Modern family structures are no longer the same as they used to be in the past. This new scenario involving blended families, same-sex marriage, married individuals who live separate lives but remain legally married, and other complex situations create unique challenges for estate planning.
Is it possible to omit a spouse from a last will? Keep reading to find out.
Can I Omit My Spouse From My Will in Florida? – An Introduction
Like most states nationwide, Florida has solid statutory rules to protect the rights of surviving spouses. Hence, one cannot intentionally disinherit his or her spouse unless the spouse formally agrees to be disinherited (in writing) and following some formalities.
Under Florida law, the most important of the rights of surviving spouses is the elective share.
Florida Statutes §732.201 provides that “the surviving spouse of a person who dies domiciled in Florida has the right to a share of the elective estate of the decedent as provided in this part, to be designated the elective share.”
Please note that “the election does not reduce what the spouse receives if the election were not made and the spouse is not treated as having predeceased the decedent.”
As described by Florida Statutes §732.2065, “the elective share is an amount equal to 30 percent of the elective estate.”
Can I Omit My Spouse From My Will in Florida? – Feasible Solutions
Florida law permits a spouse to waive his or her spousal rights by signing a premarital or post-marital agreement.

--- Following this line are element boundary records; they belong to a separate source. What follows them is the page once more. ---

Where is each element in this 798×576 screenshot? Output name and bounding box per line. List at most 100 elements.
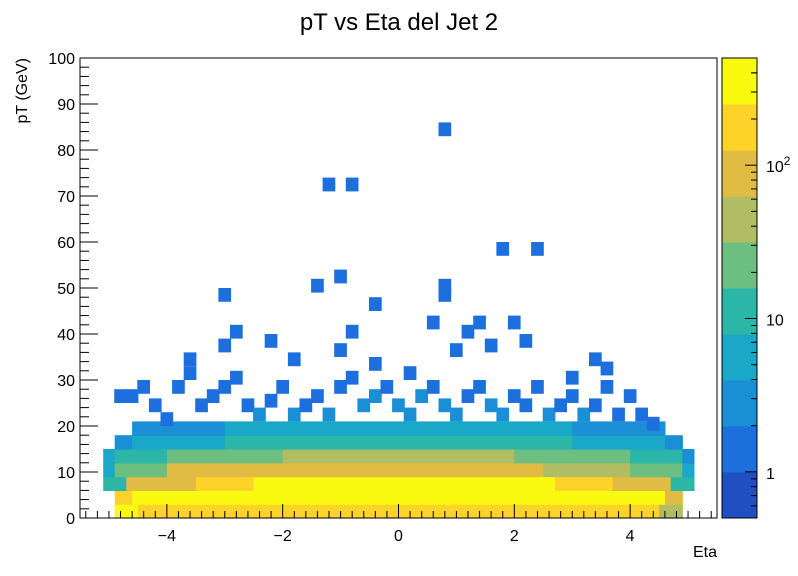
heatmap-cell-7 (195, 398, 208, 413)
heatmap-band-2-cell-5 (612, 476, 672, 491)
heatmap-band-2-cell-6 (670, 476, 695, 491)
y-tick-label: 20 (57, 419, 75, 436)
heatmap-cell-47 (183, 352, 197, 367)
heatmap-cell-67 (311, 278, 324, 293)
heatmap-band-6-cell-2 (572, 421, 666, 436)
heatmap-band-2-cell-3 (253, 476, 556, 491)
heatmap-cell-71 (438, 278, 452, 293)
heatmap-band-1-cell-5 (554, 490, 602, 505)
heatmap-cell-15 (287, 407, 301, 422)
heatmap-cell-4 (160, 412, 174, 426)
heatmap-band-4-cell-1 (114, 449, 168, 464)
x-tick-label: −4 (158, 528, 176, 545)
heatmap-cell-21 (357, 398, 371, 413)
heatmap-cell-33 (496, 407, 510, 422)
heatmap-band-3-cell-0 (103, 462, 116, 478)
heatmap-cell-65 (600, 361, 614, 376)
heatmap-cell-72 (496, 242, 510, 256)
heatmap-cell-34 (507, 389, 521, 403)
heatmap-cell-61 (507, 315, 521, 330)
y-tick-label: 0 (66, 511, 75, 528)
color-scale-segment (722, 150, 757, 197)
y-tick-label: 30 (57, 373, 75, 390)
heatmap-cell-30 (461, 389, 475, 403)
heatmap-cell-52 (334, 343, 347, 357)
x-tick-label: 2 (510, 528, 519, 545)
heatmap-band-3-cell-4 (543, 462, 631, 478)
heatmap-band-5-cell-0 (114, 435, 133, 450)
heatmap-cell-36 (531, 380, 544, 394)
heatmap-cell-41 (589, 398, 602, 413)
heatmap-band-5-cell-1 (132, 435, 226, 450)
heatmap-cell-23 (380, 380, 394, 394)
color-scale-frame (721, 57, 758, 519)
heatmap-band-2-cell-0 (103, 476, 127, 491)
heatmap-band-2-cell-4 (554, 476, 614, 491)
heatmap-cell-54 (369, 357, 382, 371)
heatmap-cell-50 (264, 334, 278, 348)
heatmap-cell-40 (577, 407, 591, 422)
heatmap-band-3-cell-2 (166, 462, 255, 478)
heatmap-cell-76 (438, 122, 452, 137)
y-tick-label: 100 (48, 51, 75, 68)
heatmap-cell-9 (218, 380, 232, 394)
heatmap-cell-29 (450, 407, 463, 422)
heatmap-band-1-cell-0 (114, 490, 133, 505)
color-scale-segment (722, 58, 757, 105)
y-tick-label: 60 (57, 235, 75, 252)
heatmap-cell-3 (148, 398, 162, 413)
heatmap-cell-28 (438, 398, 452, 413)
z-tick-label: 10 (766, 313, 784, 330)
heatmap-cell-2 (137, 380, 150, 394)
heatmap-band-3-cell-1 (114, 462, 168, 478)
color-scale-segment (722, 196, 757, 243)
y-tick-label: 90 (57, 97, 75, 114)
heatmap-cell-51 (287, 352, 301, 367)
heatmap-band-4-cell-6 (682, 449, 695, 464)
heatmap-cell-56 (426, 315, 440, 330)
color-scale-segment (722, 380, 757, 427)
heatmap-band-5-cell-3 (572, 435, 666, 450)
heatmap-cell-37 (542, 407, 556, 422)
z-tick-label: 1 (766, 466, 775, 483)
heatmap-cell-5 (172, 380, 185, 394)
heatmap-band-1-cell-7 (664, 490, 683, 505)
heatmap-cell-57 (450, 343, 463, 357)
x-axis-label: Eta (693, 544, 717, 561)
heatmap-cell-14 (276, 380, 289, 394)
heatmap-cell-64 (589, 352, 602, 367)
heatmap-cell-75 (345, 177, 359, 192)
heatmap-band-4-cell-0 (103, 449, 116, 464)
heatmap-cell-58 (461, 324, 475, 339)
heatmap-band-0-cell-0 (114, 504, 139, 519)
color-scale-segment (722, 242, 757, 289)
heatmap-cell-31 (473, 380, 486, 394)
heatmap-band-1-cell-2 (195, 490, 255, 505)
heatmap-cell-13 (264, 393, 278, 408)
z-tick-exponent: 2 (784, 154, 791, 168)
y-tick-label: 80 (57, 143, 75, 160)
heatmap-cell-24 (392, 398, 405, 413)
color-scale-segment (722, 104, 757, 151)
heatmap-band-1-cell-6 (601, 490, 666, 505)
heatmap-cell-1 (125, 389, 139, 403)
heatmap-cell-16 (299, 398, 313, 413)
heatmap-band-4-cell-2 (166, 449, 284, 464)
heatmap-band-3-cell-3 (253, 462, 544, 478)
heatmap-cell-27 (426, 380, 440, 394)
heatmap-cell-43 (612, 407, 625, 422)
heatmap-cell-19 (334, 380, 347, 394)
y-tick-label: 50 (57, 281, 75, 298)
heatmap-cell-25 (403, 407, 417, 422)
heatmap-band-5-cell-2 (224, 435, 573, 450)
heatmap-cell-17 (311, 389, 324, 403)
heatmap-cell-32 (484, 398, 498, 413)
heatmap-cell-66 (218, 288, 232, 302)
heatmap-cell-46 (646, 416, 660, 431)
heatmap-cell-20 (345, 370, 359, 385)
heatmap-cell-6 (183, 366, 197, 380)
heatmap-cell-38 (554, 398, 567, 413)
heatmap-cell-49 (230, 324, 243, 339)
heatmap-cell-11 (241, 398, 255, 413)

As provided by Florida Statutes 732.702 (1), “the rights of a surviving spouse (…) may be waived, wholly or partly, before or after marriage, by a written contract, agreement, or waiver, signed by the waiving party in the presence of two subscribing witnesses.”
The waiver of spousal rights applies to:
- Elective shares
- Intestate shares
- Pretermitted shares
- Homestead property
- Exempt property
- Family allowances
- Preference in appointment as personal representative of an intestate estate, or any spousal rights
If there is no strategic beneficiary designation, part of the death benefits will be paid to the surviving spouse under his or her elective share rights.

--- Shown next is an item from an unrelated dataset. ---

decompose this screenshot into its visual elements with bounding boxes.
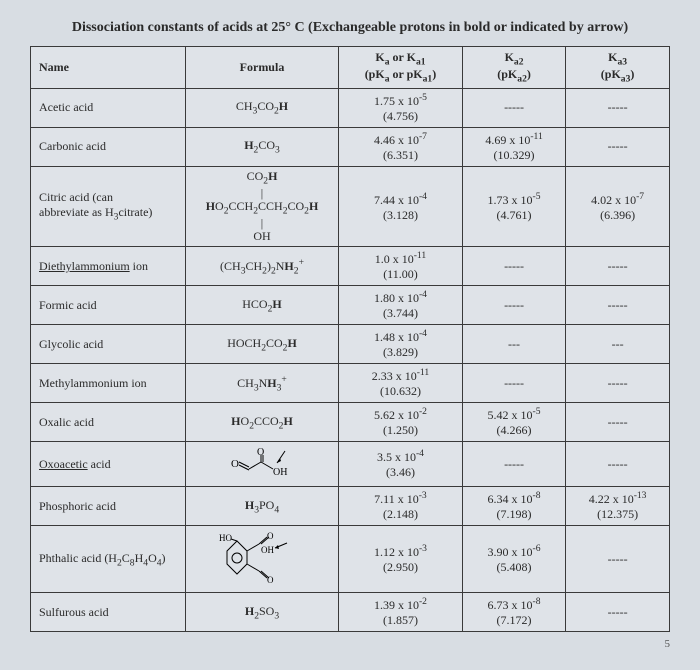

Considering term life insurance is usually not included in elective share calculations, it is possible to use it to disinherit a spouse in Florida. Hence, the beneficiaries designated to the benefit must be individuals other than the spouse to be disinherited.
Gifting assets to individuals other than the spouse to be disinherited before death may avoid the elective share. Under Florida law, assets transferred at least one year before the decedent’s passing are not part of the elective share calculation.
Considering all gifts must be bona fide, it is crucial to consult with an expert attorney to ensure full legal compliance. Please note that while Florida does not have a gift tax, gifts whose value exceeds a certain limit imposed by federal law may trigger a gift tax at the federal level.
Another feasible method to avoid the elective share is transferring assets to an irrevocable trust before death. However, this strategy applies only in case the owner of the assets manages to transfer the assets at least one year prior to his or her death, permanently giving up property ownership to the trust.